I like the idea of a budget, but then I don’t want to Limit the creativity.
Ben in your jesting you actually gave me an idea. They might be able to get material companys to sponsor thier
projects and donate materials.
At this point I am thinking of dividing it up into stages:
a. design
b. shaping
c. artwork (unless they want to do tinted/swirled resin)
d. glassing
e. testing. To include trying eachothers boards and comparing.

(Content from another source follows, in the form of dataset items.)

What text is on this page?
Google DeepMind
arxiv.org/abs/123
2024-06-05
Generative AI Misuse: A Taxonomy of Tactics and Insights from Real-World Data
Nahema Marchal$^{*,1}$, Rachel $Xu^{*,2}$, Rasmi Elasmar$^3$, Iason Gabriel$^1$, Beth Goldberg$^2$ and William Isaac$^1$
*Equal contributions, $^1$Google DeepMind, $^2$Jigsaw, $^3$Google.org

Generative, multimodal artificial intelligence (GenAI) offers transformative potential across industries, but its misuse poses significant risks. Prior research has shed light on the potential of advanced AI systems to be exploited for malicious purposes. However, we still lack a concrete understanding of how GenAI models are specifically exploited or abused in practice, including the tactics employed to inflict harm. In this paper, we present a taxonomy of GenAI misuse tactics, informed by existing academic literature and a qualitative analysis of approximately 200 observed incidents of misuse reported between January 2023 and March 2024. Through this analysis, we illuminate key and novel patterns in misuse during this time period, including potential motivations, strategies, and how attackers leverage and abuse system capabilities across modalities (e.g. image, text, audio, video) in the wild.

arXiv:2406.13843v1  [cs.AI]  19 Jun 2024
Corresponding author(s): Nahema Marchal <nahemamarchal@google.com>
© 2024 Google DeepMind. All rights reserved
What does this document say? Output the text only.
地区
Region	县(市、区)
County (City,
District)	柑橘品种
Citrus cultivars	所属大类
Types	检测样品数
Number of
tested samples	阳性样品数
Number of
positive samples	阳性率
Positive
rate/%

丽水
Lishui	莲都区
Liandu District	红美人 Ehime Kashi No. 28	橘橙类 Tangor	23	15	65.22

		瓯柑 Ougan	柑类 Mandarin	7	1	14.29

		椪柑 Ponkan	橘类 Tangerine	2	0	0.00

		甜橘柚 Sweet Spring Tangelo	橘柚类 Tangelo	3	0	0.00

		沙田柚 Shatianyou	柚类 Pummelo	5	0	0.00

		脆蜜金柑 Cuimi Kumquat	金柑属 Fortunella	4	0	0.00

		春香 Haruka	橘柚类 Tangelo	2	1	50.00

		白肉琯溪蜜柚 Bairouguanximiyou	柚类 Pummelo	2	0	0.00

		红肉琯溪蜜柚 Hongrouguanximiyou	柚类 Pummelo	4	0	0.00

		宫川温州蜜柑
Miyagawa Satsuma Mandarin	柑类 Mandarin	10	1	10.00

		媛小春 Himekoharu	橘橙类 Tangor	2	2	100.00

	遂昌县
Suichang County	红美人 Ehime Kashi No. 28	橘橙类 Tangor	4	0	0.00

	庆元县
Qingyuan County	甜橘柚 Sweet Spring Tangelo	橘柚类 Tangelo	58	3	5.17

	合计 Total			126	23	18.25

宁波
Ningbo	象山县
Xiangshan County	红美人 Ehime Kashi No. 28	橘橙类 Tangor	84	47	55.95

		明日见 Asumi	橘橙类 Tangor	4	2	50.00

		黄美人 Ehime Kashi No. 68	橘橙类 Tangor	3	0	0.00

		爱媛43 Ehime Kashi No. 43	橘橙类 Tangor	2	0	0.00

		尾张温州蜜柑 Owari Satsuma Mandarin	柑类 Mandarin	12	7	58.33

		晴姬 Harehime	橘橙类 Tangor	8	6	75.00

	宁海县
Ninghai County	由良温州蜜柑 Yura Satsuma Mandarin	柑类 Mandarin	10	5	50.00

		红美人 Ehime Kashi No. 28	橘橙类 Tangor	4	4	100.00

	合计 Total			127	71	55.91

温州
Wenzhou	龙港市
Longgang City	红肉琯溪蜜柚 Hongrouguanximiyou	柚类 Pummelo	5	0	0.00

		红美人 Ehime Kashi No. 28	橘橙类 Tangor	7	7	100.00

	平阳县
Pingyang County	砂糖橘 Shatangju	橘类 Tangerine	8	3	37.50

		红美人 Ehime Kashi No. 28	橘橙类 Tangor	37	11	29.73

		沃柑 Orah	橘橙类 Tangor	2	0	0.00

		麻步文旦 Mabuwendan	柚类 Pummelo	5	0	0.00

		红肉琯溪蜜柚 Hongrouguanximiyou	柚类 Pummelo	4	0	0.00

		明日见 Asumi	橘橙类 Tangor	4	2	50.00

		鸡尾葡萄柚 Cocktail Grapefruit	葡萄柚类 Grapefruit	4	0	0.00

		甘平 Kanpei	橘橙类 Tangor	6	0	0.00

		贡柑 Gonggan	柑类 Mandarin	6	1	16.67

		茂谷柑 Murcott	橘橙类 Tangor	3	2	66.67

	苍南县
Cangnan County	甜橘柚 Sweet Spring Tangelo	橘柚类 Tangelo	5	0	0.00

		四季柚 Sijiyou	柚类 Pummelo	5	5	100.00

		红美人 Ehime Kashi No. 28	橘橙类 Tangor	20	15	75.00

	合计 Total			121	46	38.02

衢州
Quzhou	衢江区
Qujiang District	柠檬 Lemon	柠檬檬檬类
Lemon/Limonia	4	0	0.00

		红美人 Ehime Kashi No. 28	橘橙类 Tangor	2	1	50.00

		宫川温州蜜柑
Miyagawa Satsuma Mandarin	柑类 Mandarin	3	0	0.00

Not that there is anything wrong with just picking a board, but the problem I am really stuck on is giving a purpose to which board they pick. All the other stages are somewhat absolute in nature. The board is either shaped or not. But the design phase is quite arbitrary. I wouldn’t want to squelch any creativity, after all Ben, one of them might be the next Greenough, but I also don’t want them to try and build something that is unridable and will just end up in their closet or worse yet in the dumpster. I guess I could have them do a proposal of the design with the reasons they chose it. The concept would not only include the shape of the board but it’s intended construction technique. i.e. bagged lam or hand lam, poly or epoxy, artwork concepts etc. Each of the above stages would be given a time limit (2-3 weeks),
Their grade would not be affected so much by quality as by sticking to the concept and timeline. The idea is to use the whole process to teach them a few valuable life skills/lessons, i.e. finishing what you start, staying within a budget, dealing with deadlines, making proposals, to name a few. I dam not really into the A,B,C,D,F grading scale. We have always done it like this; If there is a wrong answer, say in thier math, we just go over it again until they get it all correct. That is why I thought of including all you Swaylockians. They could propose the concept here. You all may not like what they propose, in which case I don’t give a… er I mean, That part would not necessarily be open for discussion. Although we would still be open to an “glaring fault” if some one happened to point it out.